Sprained Ankle Treatment: Steps, Recovery & When to See a Doctor

Sprained ankle treatment can be completed at home when the sprain is mild. Recovery takes about 7 to 15 days, and treatment is aimed at reducing pain and swelling. 

When you sprain your ankle by twisting it or falling, you can injure the ankle ligaments and even fracture nearby bones. In these cases, as well as swelling and pain, you may find it difficult to walk or weight bear on the injured foot.

Although sprains can be treated at home in most cases,you should still see medical attention, particularly if you are unable to step on the foot or if you feel pain with palpation. 
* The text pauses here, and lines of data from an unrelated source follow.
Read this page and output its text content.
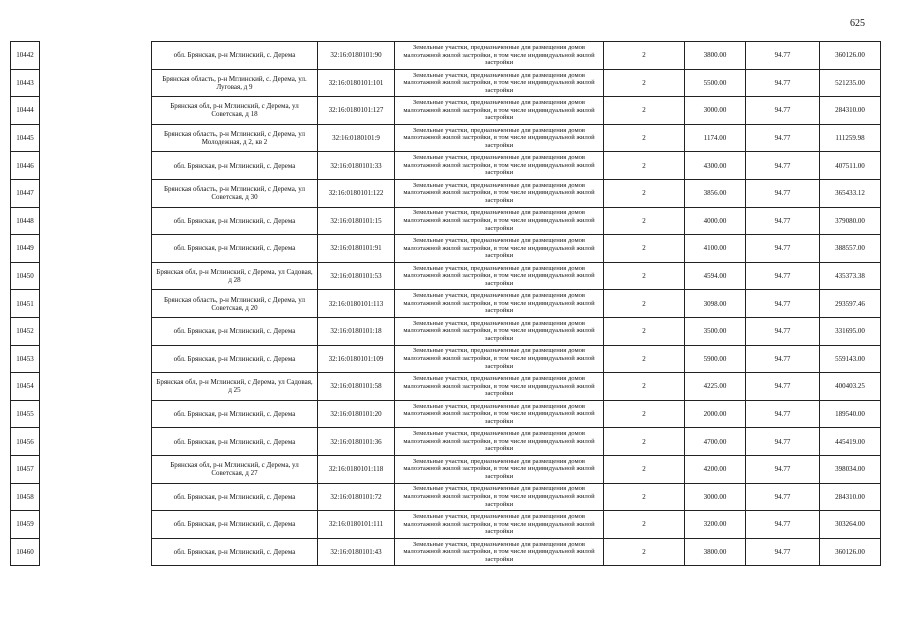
625
10442		обл. Брянская, р-н Мглинский, с. Дерема	32:16:0180101:90	Земельные участки, предназначенные для размещения домов малоэтажной жилой застройки, в том числе индивидуальной жилой застройки	2	3800.00	94.77	360126.00
10443		Брянская область, р-н Мглинский, с. Дерема, ул. Луговая, д 9	32:16:0180101:101	Земельные участки, предназначенные для размещения домов малоэтажной жилой застройки, в том числе индивидуальной жилой застройки	2	5500.00	94.77	521235.00
10444		Брянская обл, р-н Мглинский, с Дерема, ул Советская, д 18	32:16:0180101:127	Земельные участки, предназначенные для размещения домов малоэтажной жилой застройки, в том числе индивидуальной жилой застройки	2	3000.00	94.77	284310.00
10445		Брянская область, р-н Мглинский, с Дерема, ул Молодежная, д 2, кв 2	32:16:0180101:9	Земельные участки, предназначенные для размещения домов малоэтажной жилой застройки, в том числе индивидуальной жилой застройки	2	1174.00	94.77	111259.98
10446		обл. Брянская, р-н Мглинский, с. Дерема	32:16:0180101:33	Земельные участки, предназначенные для размещения домов малоэтажной жилой застройки, в том числе индивидуальной жилой застройки	2	4300.00	94.77	407511.00
10447		Брянская область, р-н Мглинский, с Дерема, ул Советская, д 30	32:16:0180101:122	Земельные участки, предназначенные для размещения домов малоэтажной жилой застройки, в том числе индивидуальной жилой застройки	2	3856.00	94.77	365433.12
10448		обл. Брянская, р-н Мглинский, с. Дерема	32:16:0180101:15	Земельные участки, предназначенные для размещения домов малоэтажной жилой застройки, в том числе индивидуальной жилой застройки	2	4000.00	94.77	379080.00
10449		обл. Брянская, р-н Мглинский, с. Дерема	32:16:0180101:91	Земельные участки, предназначенные для размещения домов малоэтажной жилой застройки, в том числе индивидуальной жилой застройки	2	4100.00	94.77	388557.00
10450		Брянская обл, р-н Мглинский, с Дерема, ул Садовая, д 28	32:16:0180101:53	Земельные участки, предназначенные для размещения домов малоэтажной жилой застройки, в том числе индивидуальной жилой застройки	2	4594.00	94.77	435373.38
10451		Брянская область, р-н Мглинский, с Дерема, ул Советская, д 20	32:16:0180101:113	Земельные участки, предназначенные для размещения домов малоэтажной жилой застройки, в том числе индивидуальной жилой застройки	2	3098.00	94.77	293597.46
10452		обл. Брянская, р-н Мглинский, с. Дерема	32:16:0180101:18	Земельные участки, предназначенные для размещения домов малоэтажной жилой застройки, в том числе индивидуальной жилой застройки	2	3500.00	94.77	331695.00
10453		обл. Брянская, р-н Мглинский, с. Дерема	32:16:0180101:109	Земельные участки, предназначенные для размещения домов малоэтажной жилой застройки, в том числе индивидуальной жилой застройки	2	5900.00	94.77	559143.00
10454		Брянская обл, р-н Мглинский, с Дерема, ул Садовая, д 25	32:16:0180101:58	Земельные участки, предназначенные для размещения домов малоэтажной жилой застройки, в том числе индивидуальной жилой застройки	2	4225.00	94.77	400403.25
10455		обл. Брянская, р-н Мглинский, с. Дерема	32:16:0180101:20	Земельные участки, предназначенные для размещения домов малоэтажной жилой застройки, в том числе индивидуальной жилой застройки	2	2000.00	94.77	189540.00
10456		обл. Брянская, р-н Мглинский, с. Дерема	32:16:0180101:36	Земельные участки, предназначенные для размещения домов малоэтажной жилой застройки, в том числе индивидуальной жилой застройки	2	4700.00	94.77	445419.00
10457		Брянская обл, р-н Мглинский, с Дерема, ул Советская, д 27	32:16:0180101:118	Земельные участки, предназначенные для размещения домов малоэтажной жилой застройки, в том числе индивидуальной жилой застройки	2	4200.00	94.77	398034.00
10458		обл. Брянская, р-н Мглинский, с. Дерема	32:16:0180101:72	Земельные участки, предназначенные для размещения домов малоэтажной жилой застройки, в том числе индивидуальной жилой застройки	2	3000.00	94.77	284310.00
10459		обл. Брянская, р-н Мглинский, с. Дерема	32:16:0180101:111	Земельные участки, предназначенные для размещения домов малоэтажной жилой застройки, в том числе индивидуальной жилой застройки	2	3200.00	94.77	303264.00
10460		обл. Брянская, р-н Мглинский, с. Дерема	32:16:0180101:43	Земельные участки, предназначенные для размещения домов малоэтажной жилой застройки, в том числе индивидуальной жилой застройки	2	3800.00	94.77	360126.00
Imagem ilustrativa número 1

How to treat a sprained ankle

You can use the following measures to help speed-up the recovery of a sprained ankle:

1. Keep your foot elevated

It is recommended that you keep your foot elevated to prevent swelling from getting worse. You can lie on a bed or sofa and place a high pillow under the injured foot.

2. Apply an ice pack

Applying ice compresses or even bags of frozen vegetables to the affected area for 15 minutes at a time can help relieve pain and swelling. It's important to place a thin towel or diaper between the skin and the compress to prevent the cold from burning the skin.

3. Wiggle your toes

Wiggling your toes little by little can facilitate recovery and reduce swelling.

4. Do gentle stretches with your ankle

Performing light stretches can help improve blood circulation and range of movement.

How long recovery takes

Mild injuries can take between 7 and 15 days to fully heal. However, when the injuries are more serious and present with bruising, swelling or difficulty walking, the recovery time can take up to a month and a short period of immobilization, rehabilitation through physiotherapy or walking aids may be necessary.

In addition, some cases may continue to experience pain, swelling and difficulty walking despite treatment and may require surgery. 

When to see a doctor

It is important to seek urgent medical attention if you experience any of the following:

  • Immense difficulty walking or inability to support weight bear on the injured foot
  • Pain to the touch in the affected ankle;
  • Sensation of small pops when you palpate the ankle;
  • Numbness in the foot;

In these cases, the injuries can be more serious, with a risk of fracture or ligament rupture, and home treatment is not enough. Therefore, you should proceed to the nearest emergency room for assessment.

In addition, when pain and swelling in the ankle or difficulty walking continue even after treatment, it is important to consult an orthopedic surgeon, who is the most appropriate professional to assess the injury and indicate the best form of rehabilitation.